‘Misery’ is a mesmerizing psychological thriller with a great deal to say about the writing process itself – about the superstitions and anxieties that surround creativity, the fear of writer’s block, and the danger of becoming trapped by the very material that made you successful in the first place. James Caan plays novelist Paul Sheldon, who decides to kill off the heroine, Misery, of his bestselling romance series in the hope of moving on creatively. But after being caught in a blizzard and seriously injured in a car accident, he is rescued by his self-proclaimed “number one fan,” Annie Wilkes (Kathy Bates).

The film has a great deal to say about celebrity culture and the possessiveness audiences can feel toward artists. Fans often want public figures to remain fixed in the role or image they themselves have embraced, and ‘Misery’ explores what happens when an artist tries to evolve beyond that. Paul wants to leave Misery behind; Annie absolutely refuses to let him.

Kathy Bates, in her Oscar-winning role, is extraordinary as Annie – at once absurdly over-the-top and deeply believable. It’s the psychological warfare between the two characters that gives the film its power. Like thrillers of the late 80s and early 90s such as ‘Fatal Attraction’, ‘Pacific Heights’, ‘Single White Female’ and ‘Cape Fear’, the film builds around the idea of an apparently ordinary individual who becomes terrifyingly unhinged, and who must ultimately be confronted and destroyed.

What’s especially effective is the gradual realization that Annie has no intention of letting Paul leave.
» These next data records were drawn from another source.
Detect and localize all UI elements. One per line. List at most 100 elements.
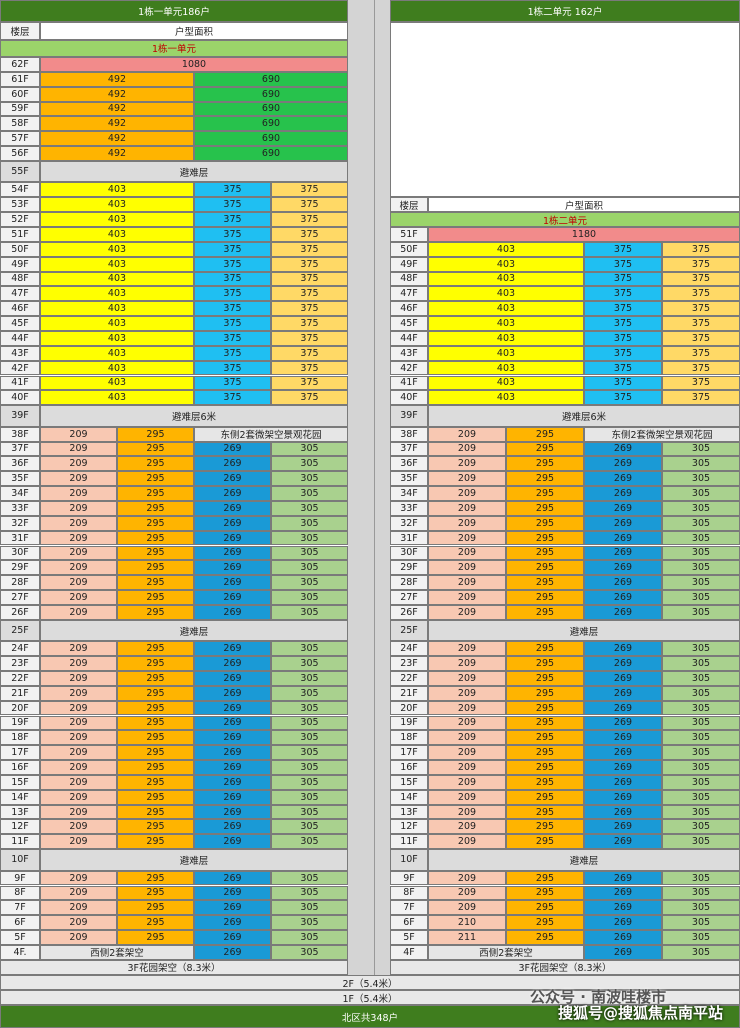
cell-area: 375	[194, 330, 271, 346]
cell-area: 209	[428, 789, 506, 805]
cell-area: 375	[194, 301, 271, 317]
cell-area: 403	[40, 241, 194, 257]
floor-label: 8F	[0, 885, 40, 901]
floor-label: 19F	[0, 715, 40, 731]
cell-area: 209	[40, 486, 117, 501]
floor-label: 41F	[390, 375, 428, 391]
cell-area: 269	[194, 774, 271, 790]
floor-label: 19F	[390, 715, 428, 731]
floor-label: 16F	[390, 760, 428, 775]
floor-label: 31F	[390, 530, 428, 546]
cell-area: 295	[117, 500, 194, 516]
cell-area: 403	[40, 345, 194, 361]
cell-area: 375	[662, 375, 740, 391]
cell-area: 209	[428, 804, 506, 820]
cell-area: 209	[40, 545, 117, 561]
cell-area: 403	[40, 330, 194, 346]
floor-label: 27F	[390, 590, 428, 605]
cell-area: 295	[117, 515, 194, 531]
cell-area: 305	[271, 774, 348, 790]
cell-area: 269	[584, 915, 662, 931]
cell-area: 209	[428, 560, 506, 576]
floor-label: 33F	[390, 500, 428, 516]
cell-area: 269	[584, 819, 662, 835]
cell-area: 403	[40, 212, 194, 227]
cell-area: 403	[40, 375, 194, 391]
cell-area: 305	[662, 944, 740, 960]
cell-area: 295	[117, 915, 194, 931]
floor-label: 38F	[390, 426, 428, 442]
cell-area: 209	[40, 774, 117, 790]
cell-note: 避难层6米	[428, 405, 740, 427]
cell-area: 295	[117, 685, 194, 701]
cell-area: 375	[662, 360, 740, 376]
cell-area: 269	[194, 870, 271, 886]
floor-label: 12F	[0, 819, 40, 835]
cell-area: 375	[584, 316, 662, 331]
cell-area: 269	[194, 715, 271, 731]
cell-area: 269	[584, 560, 662, 576]
cell-area: 295	[506, 515, 584, 531]
cell-area: 295	[506, 471, 584, 487]
cell-area: 403	[40, 182, 194, 198]
cell-area: 375	[662, 286, 740, 302]
cell-area: 295	[117, 930, 194, 945]
cell-area: 305	[271, 930, 348, 945]
cell-area: 305	[271, 441, 348, 457]
cell-area: 305	[271, 685, 348, 701]
cell-area: 269	[194, 515, 271, 531]
cell-area: 375	[584, 256, 662, 272]
floor-label: 62F	[0, 57, 40, 72]
cell-area: 305	[662, 885, 740, 901]
cell-area: 375	[271, 301, 348, 317]
cell-area: 305	[662, 545, 740, 561]
garden-row: 3F花园架空（8.3米）	[0, 959, 348, 975]
cell-area: 269	[584, 656, 662, 671]
floor-label: 7F	[390, 900, 428, 916]
cell-area: 269	[194, 730, 271, 746]
cell-area: 269	[584, 486, 662, 501]
cell-area: 295	[117, 715, 194, 731]
cell-area: 209	[40, 789, 117, 805]
cell-area: 269	[584, 789, 662, 805]
cell-area: 305	[662, 604, 740, 620]
cell-area: 209	[40, 575, 117, 591]
cell-area: 295	[506, 700, 584, 716]
floor-label: 18F	[0, 730, 40, 746]
cell-area: 209	[428, 515, 506, 531]
cell-area: 295	[117, 745, 194, 761]
cell-area: 305	[271, 590, 348, 605]
cell-area: 305	[271, 500, 348, 516]
floor-label: 24F	[0, 641, 40, 657]
floor-label: 5F	[390, 930, 428, 945]
cell-area: 305	[271, 515, 348, 531]
cell-note: 避难层	[40, 619, 348, 642]
cell-note: 避难层	[40, 160, 348, 183]
floor-label: 58F	[0, 116, 40, 132]
cell-area: 295	[506, 900, 584, 916]
cell-area: 305	[662, 774, 740, 790]
floor-label: 36F	[390, 456, 428, 472]
cell-area: 209	[428, 545, 506, 561]
header-floor: 楼层	[390, 197, 428, 212]
cell-area: 209	[428, 604, 506, 620]
cell-area: 305	[271, 456, 348, 472]
floor-label: 13F	[390, 804, 428, 820]
floor-label: 26F	[390, 604, 428, 620]
cell-area: 403	[428, 271, 584, 287]
cell-area: 209	[428, 441, 506, 457]
floor-label: 28F	[390, 575, 428, 591]
cell-area: 295	[506, 730, 584, 746]
cell-note: 东侧2套微架空景观花园	[584, 426, 740, 442]
cell-area: 375	[662, 345, 740, 361]
cell-area: 375	[662, 330, 740, 346]
floor-label: 44F	[0, 330, 40, 346]
cell-area: 295	[506, 789, 584, 805]
cell-note: 避难层6米	[40, 405, 348, 427]
cell-area: 209	[40, 885, 117, 901]
cell-area: 209	[40, 670, 117, 686]
cell-area: 375	[271, 241, 348, 257]
floor-label: 61F	[0, 71, 40, 87]
cell-area: 209	[428, 575, 506, 591]
cell-note: 西侧2套架空	[428, 944, 584, 960]
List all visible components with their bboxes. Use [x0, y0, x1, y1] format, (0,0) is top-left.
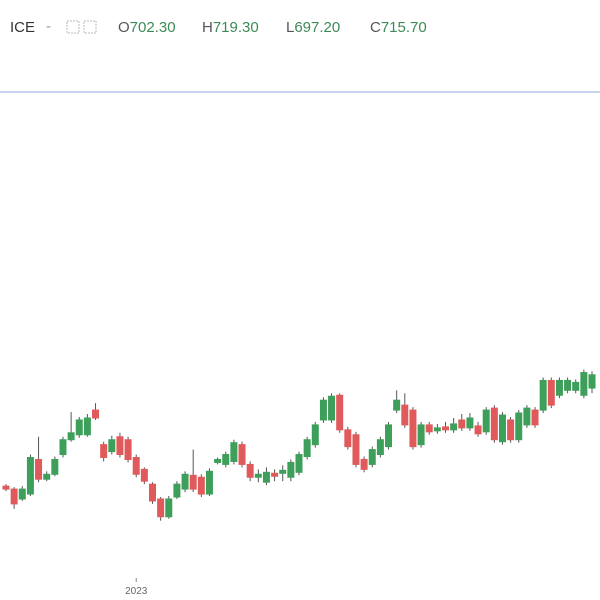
candle-body: [173, 483, 181, 498]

At first she appears to be his rescuer, but it soon becomes clear he is effectively her prisoner. The only leverage he possesses is the manuscript she is coercing him into writing – resurrecting the very character he had already killed off. There’s something almost religious in Annie’s insistence that Misery must return, as though her own sanity depends upon it.

Critics at the time compared the dynamic between Annie and Paul to Bette Davis and Joan Crawford in ‘Whatever Happened to Baby Jane?’, and that feels apt. The line between care and destruction is constantly blurred. Paul is physically incapacitated, forced to rely on the very person imprisoning him, and must use his creativity as a survival mechanism. In a sense, Misery’s resurrection becomes tied to his own possible escape.

There’s also the haunting suggestion that the final chapter Paul writes for Misery may simultaneously become the final chapter of his own life. Directed by Rob Reiner, the film is masterfully grounded in human relationships. As in ‘A Few Good Men’ or ‘When Harry Met Sally’, Reiner understands character and emotional realism, and it’s precisely that ordinary, recognizable setting which makes the horror here feel so disturbingly plausible.